We’re like two starving animals, clinging to each other, desperate to get even closer.

It’s not enough. It’s nowhere near enough.

What’s happening to me? Just yesterday I was mourning Maxwell… and tonight I’m ready to give myself completely to another man.

I tremble under him, pressing closer, breathing him in, tangling my fingers in his unruly hair.

But even through the haze of desire, I know my body’s not ready. Not yet. I haven’t fully recovered after giving birth, and no matter how badly I want this, tonight can’t go further than kisses.

Max’s hand slides up my thigh, and my mind is spinning.

I tell myself just one more second, then I’ll stop him.

But his lips move to my neck and a soft moan escapes me—one that snaps us both back to reality.

He suddenly pulls away, standing up quickly.

I spring from the couch too, adjusting my clothes and brushing my hair behind my ears, afraid to meet his eyes. My cheeks must be on fire. My hands are still trembling.

“I’m sorry, Erin. That shouldn’t have happened,” he says, voice low and rough.

“No, I’m the one who should apologize,” I cut in quickly. “I thought I was dreaming, honestly. I… it was just a weird moment.”

“Yeah… a very weird moment,” he mutters and clears his throat.

The silence stretches.

My heart is still pounding, adrenaline rushing through me like a storm.

“Well… I should go,” he says, voice tight. “If you need anything, just call.”

“Okay.”

Max studies me for one last second in the dim light, then turns and walks toward the door.

I follow him with my eyes, staring at his broad back, trying to calm my breath.

“Good night,” he says softly as he opens the door.

“You too,” I whisper as the door closes behind him, cutting us off and leaving me completely alone.

CHAPTER 27

Erin

The next few days fly by in a blur of errands. During my first walk with the baby, I quickly realized pushing a stroller isn’t as easy as it looks. Curbs, steps, uphill ramps… I bought a bunch of things for the new apartment, finally rented the commercial space on the first floor before someone else grabbed it, and posted an update on my store’s page saying I’ll be reopening soon. Life, it seems, is slowly falling back into place.

But I can’t stop thinking about everything—about men, about my life. And most of all, I dread running into Max. How am I even supposed to look him in the eyes after what happened?

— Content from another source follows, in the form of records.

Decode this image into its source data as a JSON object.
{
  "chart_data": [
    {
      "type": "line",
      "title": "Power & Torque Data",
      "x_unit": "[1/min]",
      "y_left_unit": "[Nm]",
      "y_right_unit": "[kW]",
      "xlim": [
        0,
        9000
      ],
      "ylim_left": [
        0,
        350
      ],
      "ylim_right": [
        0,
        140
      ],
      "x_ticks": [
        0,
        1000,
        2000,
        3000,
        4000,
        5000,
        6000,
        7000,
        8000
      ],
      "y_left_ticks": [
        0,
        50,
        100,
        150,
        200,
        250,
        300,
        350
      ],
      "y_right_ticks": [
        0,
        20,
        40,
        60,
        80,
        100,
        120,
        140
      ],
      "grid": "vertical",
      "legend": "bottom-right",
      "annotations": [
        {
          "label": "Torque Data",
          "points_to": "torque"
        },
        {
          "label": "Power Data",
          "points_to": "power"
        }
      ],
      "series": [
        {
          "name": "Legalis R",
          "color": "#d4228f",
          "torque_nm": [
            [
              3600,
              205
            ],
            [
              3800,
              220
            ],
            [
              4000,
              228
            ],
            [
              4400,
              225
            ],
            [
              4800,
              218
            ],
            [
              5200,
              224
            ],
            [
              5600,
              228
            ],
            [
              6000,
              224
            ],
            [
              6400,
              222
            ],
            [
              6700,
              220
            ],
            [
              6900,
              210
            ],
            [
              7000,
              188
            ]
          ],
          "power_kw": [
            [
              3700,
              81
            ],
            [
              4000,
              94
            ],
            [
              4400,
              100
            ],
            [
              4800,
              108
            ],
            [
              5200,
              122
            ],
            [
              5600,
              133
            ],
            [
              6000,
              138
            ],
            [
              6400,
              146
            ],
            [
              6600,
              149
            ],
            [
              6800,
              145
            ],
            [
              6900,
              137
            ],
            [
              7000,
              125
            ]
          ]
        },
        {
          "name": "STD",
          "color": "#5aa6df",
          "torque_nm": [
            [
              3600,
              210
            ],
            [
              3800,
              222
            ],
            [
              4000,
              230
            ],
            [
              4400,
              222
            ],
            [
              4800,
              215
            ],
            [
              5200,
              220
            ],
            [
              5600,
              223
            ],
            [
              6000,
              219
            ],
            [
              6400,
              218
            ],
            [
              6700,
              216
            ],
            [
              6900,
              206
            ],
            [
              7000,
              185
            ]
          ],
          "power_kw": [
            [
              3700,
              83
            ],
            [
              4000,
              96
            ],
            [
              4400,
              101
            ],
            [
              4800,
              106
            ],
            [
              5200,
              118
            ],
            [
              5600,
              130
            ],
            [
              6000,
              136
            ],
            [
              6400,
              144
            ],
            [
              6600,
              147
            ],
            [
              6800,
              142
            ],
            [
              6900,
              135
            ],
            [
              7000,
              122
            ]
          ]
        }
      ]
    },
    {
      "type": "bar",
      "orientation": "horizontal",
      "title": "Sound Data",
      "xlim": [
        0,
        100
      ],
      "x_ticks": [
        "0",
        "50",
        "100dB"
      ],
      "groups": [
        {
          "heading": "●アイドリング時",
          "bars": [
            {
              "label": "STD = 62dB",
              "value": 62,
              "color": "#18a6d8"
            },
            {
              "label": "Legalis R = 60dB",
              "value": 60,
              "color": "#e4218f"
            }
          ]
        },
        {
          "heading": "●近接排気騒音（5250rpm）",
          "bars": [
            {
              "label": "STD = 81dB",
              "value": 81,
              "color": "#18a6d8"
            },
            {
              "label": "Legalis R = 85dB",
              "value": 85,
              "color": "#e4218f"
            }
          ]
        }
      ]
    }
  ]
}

For several nights in a row, I have the strangest dreams. Taylor kisses me—then suddenly pushes me away. Then Maxwell shows up with that judgmental look in his eyes, shaking his head like I’ve failed some moral test. “So much for loyalty,” he says. “I go out to sea for a while and you throw yourself at the next guy you see.” I break into a sweat, begging him to stay—but still, I can’t help reaching out to the other man. Standing at a crossroads, torn between the father of my child… and the one who’s somehow awakened this storm inside me.

And yet, despite the fear, every time I step outside, I find myself searching for Max. Hoping. And each time I come back empty—disappointed. He doesn’t call. He doesn’t text. The only sign of life came through Vivienne, when she stopped by and casually mentioned that Max had asked how I was doing.

She gave me a look, like she knew something. ‘Something happened between you two, didn’t it?’ her eyes said. Maybe Max told her. Either way, I couldn’t stop thinking about it. Couldn’t stop waiting for our next encounter. We have to see each other again… right?

I kept my phone close. Listened for footsteps at the door. But whether Max had lost interest in me and Tim, or I’d just made something out of nothing, I couldn’t tell. He never showed.

Then, on Saturday, Vivienne invited me to their wedding anniversary. “Just a little get-together with close friends,” she said. So I definitely wasn’t expecting to see Max there.